Par Elisabeth K,

Louis Paul Motaze, ministre camerounais de l’Economie, de la Planification et de l’aménagement du territoire
Louis Paul Motaze, ministre camerounais de l’Economie, de la Planification et de l’aménagement du territoire

La décision de s’engager sur la voie de la ratification des Accords de partenariats économiques (APE), sans les autres pays de la Communauté Économique et Monétaire des Etats de l’Afrique Centrale (CEMAC) a été justifiée par le pays.

« Le  Cameroun  a pris  la  décision de parapher et de signer un accord intérimaire avec l’Union Européenne (UE) pour ne pas perturber ses exportations vers l’UE après le 31 décembre 2007. A cet effet, il a bénéficié, dès le 1er janvier 2008, d’un accès libre et sans précédent au marché de l’UE pour ses produits d’exportation tels que la banane, l’aluminium, les produits transformés du cacao, les contreplaqués et d’autres produits agricoles frais ou transformés », déclare Louis Paul Motaze, ministre camerounais de l’Economie, de la Planification et de l’aménagement du territoire, dans le quotidien gouvernemental Cameroon Tribune.

Aussi, en concluant un Accord bilatéral avec l’UE, le Cameroun a voulu «préserver» ses intérêts commerciaux, sans toutefois ignorer les chocs négatifs exogènes susceptibles de dégrader la compétitivité de ses produits, dont il doit se prémunir et apporter des réponses appropriées.
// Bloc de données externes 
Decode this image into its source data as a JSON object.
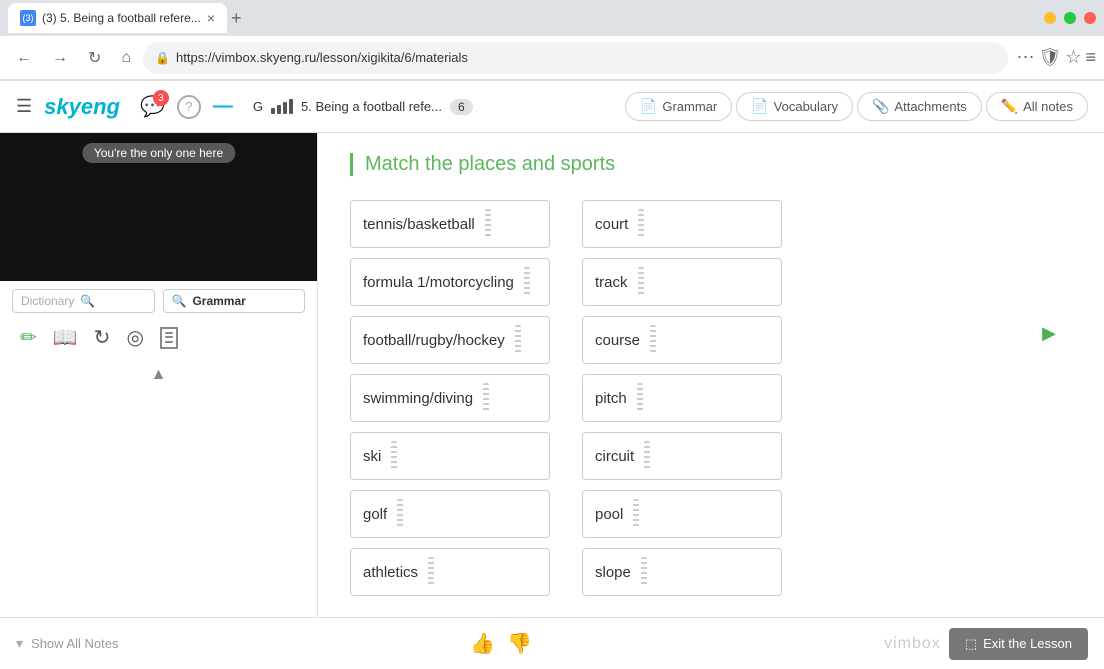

« La ratification par le Cameroun de l’Accord d’Etape relève d’une approche stratégique globale, qui vise la conquête de nouvelles parts de marché sur la scène internationale et, surtout, la préservation de l’accès préférentiel de ses produits d’exportation sur le marché européen, en attendant la conclusion d’un APE régional complet et équilibré. Bien que le Cameroun soit astreint au Tarif Extérieur Commun du fait de son appartenance à la sous-région Afrique Centrale, son économie est la plus diversifiée. Dès lors, il doit élargir les débouchés pour ses produits. Le choix de cette option visait à permettre au Cameroun de continuer de bénéficier des préférences commerciales qu’il aurait perdues, en application des règles de l’Organisation Mondiale du Commerce (OMC) », conclut Louis Paul Motaze.